For now, Windows XP will persist in brain-dead stasis on literally millions of PCs, including those of customers who have either ignored, or were never aware of, Microsoft's decision to pull the plug. Although the software may physically remain on PCs worldwide, Microsoft has stopped supporting it, leaving Windows XP vulnerable to any unpatched security holes that may arise going forward.
Windows XP's funeral, a private ceremony held deep within Microsoft, was quiet. In lieu of flowers, Microsoft urged customers to donate to Windows 8, one of Windows XP's grandchildren.
Windows XP gave way to three more generations of Microsoft software—Windows Vista, Windows 7, and Windows 8—and Microsoft has urged customers to adopt its more modern operating systems, which it says offer more security and a more modern look and feel. "Honestly," Microsoft's WindowsXP.com Web site read Monday, "it's time for a change."
Except, for many, it isn't.

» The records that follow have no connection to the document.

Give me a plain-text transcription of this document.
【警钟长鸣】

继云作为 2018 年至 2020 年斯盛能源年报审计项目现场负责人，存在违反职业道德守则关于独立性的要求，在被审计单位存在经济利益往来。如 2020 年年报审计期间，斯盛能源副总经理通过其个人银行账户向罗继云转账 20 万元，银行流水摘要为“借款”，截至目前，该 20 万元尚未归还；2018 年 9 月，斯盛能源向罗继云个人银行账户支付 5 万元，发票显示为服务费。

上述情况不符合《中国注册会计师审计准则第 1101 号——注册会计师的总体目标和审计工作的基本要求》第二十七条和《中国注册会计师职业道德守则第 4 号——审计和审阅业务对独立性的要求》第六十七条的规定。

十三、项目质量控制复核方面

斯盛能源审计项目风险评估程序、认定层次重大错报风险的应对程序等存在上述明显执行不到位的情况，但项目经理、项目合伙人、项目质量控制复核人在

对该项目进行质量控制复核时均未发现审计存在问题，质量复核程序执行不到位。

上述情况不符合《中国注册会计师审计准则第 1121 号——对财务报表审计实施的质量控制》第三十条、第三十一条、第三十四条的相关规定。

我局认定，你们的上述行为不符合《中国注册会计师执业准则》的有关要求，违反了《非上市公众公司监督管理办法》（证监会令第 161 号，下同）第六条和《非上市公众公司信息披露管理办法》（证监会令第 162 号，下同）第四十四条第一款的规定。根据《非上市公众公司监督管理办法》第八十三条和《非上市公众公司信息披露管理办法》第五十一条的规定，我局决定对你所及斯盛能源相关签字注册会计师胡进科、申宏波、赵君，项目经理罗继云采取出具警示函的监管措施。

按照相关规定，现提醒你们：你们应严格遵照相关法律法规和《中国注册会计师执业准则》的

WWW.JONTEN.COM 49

In March, for example, 27.7 percent of all desktop PCs tracked by NetApplications ran Windows XP. Put another way, Windows XP's gaping vulnerability was that it was simply too good.
The operating system Microsoft got right
Windows XP launched on August 24, 2001. "Simply put, Windows XP is the best operating system Microsoft has ever built," Bill Gates, the chief software architect at Microsoft, said at the time.
Previously, Microsoft had placed its enterprise operating systems and its consumer OSes onto separate tracks. Windows XP fused Windows 2000 with some of the best bits of Windows 98 and the short-lived Windows ME. It was also the end of Microsoft's line of MS-DOS based operating systems, which Gates proclaimed as the "end of an era" during XP's launch.
"It was certainly one of the strongest in terms of market appeal," said Ross Rubin, who tracked Windows for NPD and Jupiter Communications before striking out on his own as an independent analyst. "What made XP really significant is that it brought together the reliability of the Windows NT kernel with the consumer friendliness and driver support of the consumer Windows line."
For all of the vitriol directed at the Windows 8 Start page, an early build of "Whistler," as Windows XP was known, reportedly included one, too. But the early build of Windows XP released to developers in 2000 eventually gave way to the two-column Start menu that both consumers and developers fell in love with. In fact, it was this new "experience," code-named Luna, that gave Windows eXPerience its formal product name.